- Church: Catholic Church
- Diocese: Diocese of Ibadan
- In office: 13 March 1953 – 3 July 1974
- Predecessor: Prefecture erected
- Successor: Felix Alaba Adeosin Job

Orders
- Ordination: 14 December 1941 by Edward Mulhern
- Consecration: 8 February 1959 by Leo Hale Taylor

Personal details
- Born: 3 March 1912 Tawnylough, Clanmorris, County Mayo, United Kingdom of Great Britain and Ireland
- Died: 4 January 1989 (aged 76) Galway, County Galway, Republic of Ireland
- Education: University College Galway University College Cork

= Richard Finn (bishop) =

Irish priest, Catholic bishop in Nigeria

Richard Finn SMA (1912-1989), was an Irish-born priest and a member of the Society of African Missions who served as Bishop for the Roman Catholic Archdiocese of Ibadan in Nigeria.

== Life ==
===Early life and education===
Finn was born in 1912, Tawnylough, in Clanmorris Barony, County Mayo, Ireland.

He joined the Society of African Missions (SMA Fathers), first at St. Joseph's College in Wilton, Cork, attending lectures in University College Cork, before entering the Society's novitiate and house of philosophy, at Kilcolgan, County Galway in 1936. He graduated with a B.A. degree in Education and Philosophy in 1938 at University College Galway. From 1936, he studied theology at the Society's seminary at Dromantine House, County Down.

===Later studies and early assignments===
Post-ordination in 1941, at St. Colman's Newry, he continued his studies in Wilton, Cork, completing a H.Dip in Education from University College Cork. In 1943, he was sent to Nigeria's Archdiocese of Lagos, serving until 1952, when he returned to Ireland to be rector/principal of the SMA College in Ballinafad from 1952 to 1953.

===Ibadan===
Finn was made Prefect Apostolic of Ibadan in 1953, a church unit which was created from the Archdiocese of Lagos. In 1958 Ibadan was elevated to a diocese, with Monsignor Finn made the first Bishop of Ibadan.

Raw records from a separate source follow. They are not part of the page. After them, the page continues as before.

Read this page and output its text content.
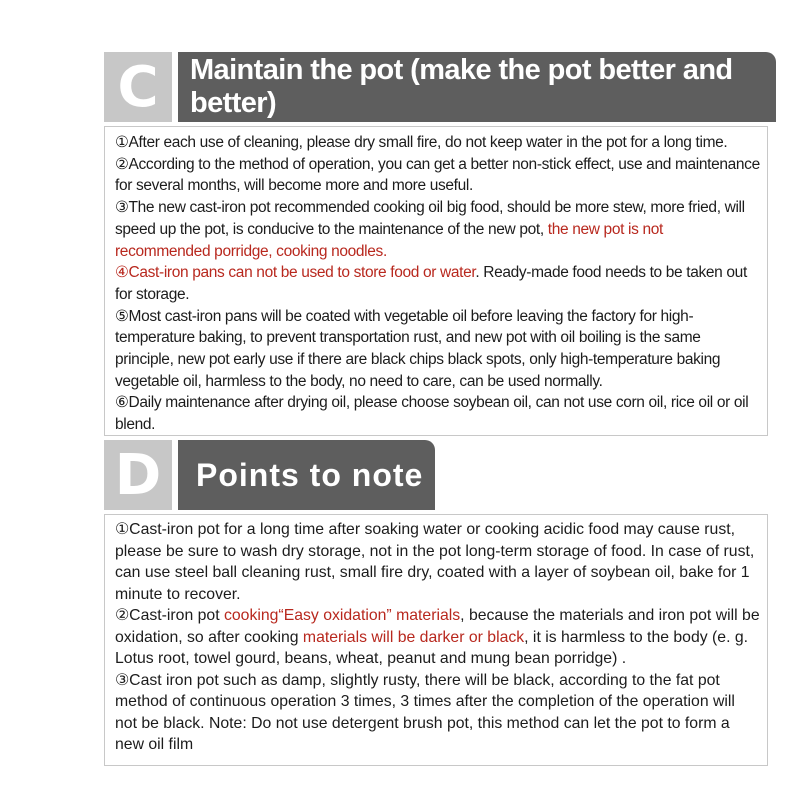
C	Maintain the pot (make the pot better and better)

①After each use of cleaning, please dry small fire, do not keep water in the pot for a long time.

②According to the method of operation, you can get a better non-stick effect, use and maintenance for several months, will become more and more useful.

③The new cast-iron pot recommended cooking oil big food, should be more stew, more fried, will speed up the pot, is conducive to the maintenance of the new pot, the new pot is not recommended porridge, cooking noodles.

④Cast-iron pans can not be used to store food or water. Ready-made food needs to be taken out for storage.

⑤Most cast-iron pans will be coated with vegetable oil before leaving the factory for high-temperature baking, to prevent transportation rust, and new pot with oil boiling is the same principle, new pot early use if there are black chips black spots, only high-temperature baking vegetable oil, harmless to the body, no need to care, can be used normally.

⑥Daily maintenance after drying oil, please choose soybean oil, can not use corn oil, rice oil or oil blend.

D	Points to note

①Cast-iron pot for a long time after soaking water or cooking acidic food may cause rust, please be sure to wash dry storage, not in the pot long-term storage of food. In case of rust, can use steel ball cleaning rust, small fire dry, coated with a layer of soybean oil, bake for 1 minute to recover.

②Cast-iron pot cooking“Easy oxidation” materials, because the materials and iron pot will be oxidation, so after cooking materials will be darker or black, it is harmless to the body (e. g. Lotus root, towel gourd, beans, wheat, peanut and mung bean porridge) .

③Cast iron pot such as damp, slightly rusty, there will be black, according to the fat pot method of continuous operation 3 times, 3 times after the completion of the operation will not be black. Note: Do not use detergent brush pot, this method can let the pot to form a new oil film
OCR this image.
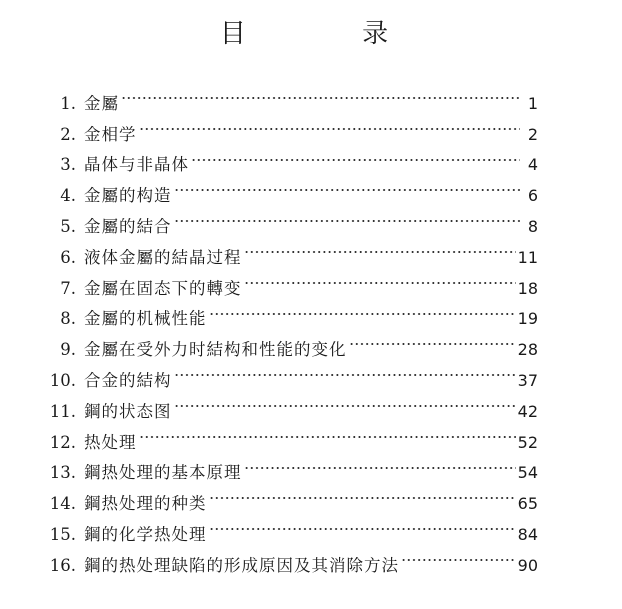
目 录
1. 金屬	1
2. 金相学	2
3. 晶体与非晶体	4
4. 金屬的构造	6
5. 金屬的結合	8
6. 液体金屬的結晶过程	11
7. 金屬在固态下的轉变	18
8. 金屬的机械性能	19
9. 金屬在受外力时結构和性能的变化	28
10. 合金的結构	37
11. 鋼的状态图	42
12. 热处理	52
13. 鋼热处理的基本原理	54
14. 鋼热处理的种类	65
15. 鋼的化学热处理	84
16. 鋼的热处理缺陷的形成原因及其消除方法	90
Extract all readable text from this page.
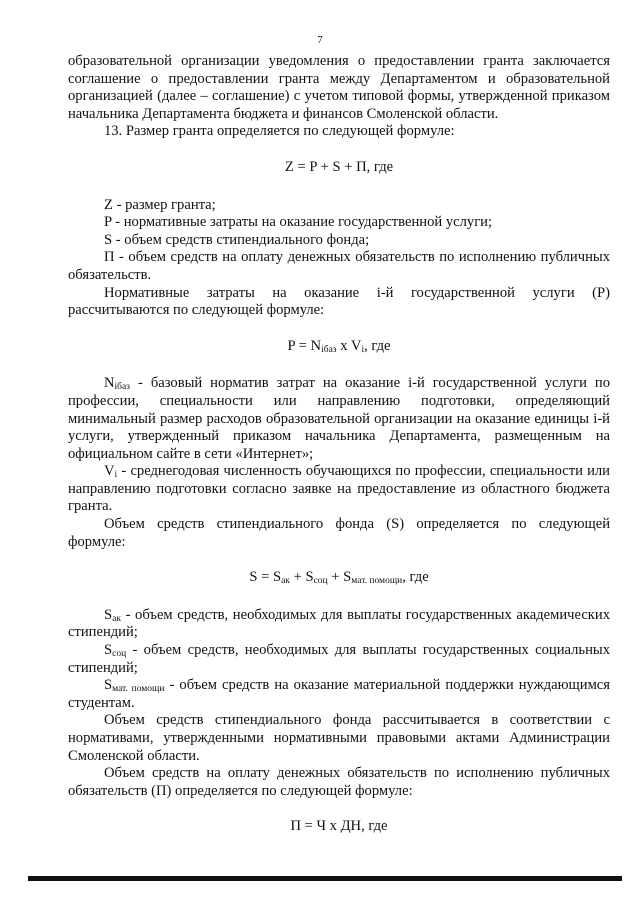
7

образовательной организации уведомления о предоставлении гранта заключается соглашение о предоставлении гранта между Департаментом и образовательной организацией (далее – соглашение) с учетом типовой формы, утвержденной приказом начальника Департамента бюджета и финансов Смоленской области.

13. Размер гранта определяется по следующей формуле:

Z = P + S + П, где

Z - размер гранта;

P - нормативные затраты на оказание государственной услуги;

S - объем средств стипендиального фонда;

П - объем средств на оплату денежных обязательств по исполнению публичных обязательств.

Нормативные затраты на оказание i-й государственной услуги (P) рассчитываются по следующей формуле:

$P = N_{iбаз}$ x $V_i$, где

$N_{iбаз}$ - базовый норматив затрат на оказание i-й государственной услуги по профессии, специальности или направлению подготовки, определяющий минимальный размер расходов образовательной организации на оказание единицы i-й услуги, утвержденный приказом начальника Департамента, размещенным на официальном сайте в сети «Интернет»;

$V_i$ - среднегодовая численность обучающихся по профессии, специальности или направлению подготовки согласно заявке на предоставление из областного бюджета гранта.

Объем средств стипендиального фонда (S) определяется по следующей формуле:

$S = S_{ак} + S_{соц} + S_{мат. помощи}$, где

$S_{ак}$ - объем средств, необходимых для выплаты государственных академических стипендий;

$S_{соц}$ - объем средств, необходимых для выплаты государственных социальных стипендий;

$S_{мат. помощи}$ - объем средств на оказание материальной поддержки нуждающимся студентам.

Объем средств стипендиального фонда рассчитывается в соответствии с нормативами, утвержденными нормативными правовыми актами Администрации Смоленской области.

Объем средств на оплату денежных обязательств по исполнению публичных обязательств (П) определяется по следующей формуле:

П = Ч x ДН, где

During the Nigerian Civil War, like many other Irish religious figures serving in Nigeria at the time, Finn expressed a pro-federalist view.

===Later===
Finn retired in 1974, returned to Ireland, and served in Knock, in his native County Mayo. He died on 4 January 1989 in hospital in Galway, following a short illness, and is buried in the SMA Cemetery in Wilton, Cork.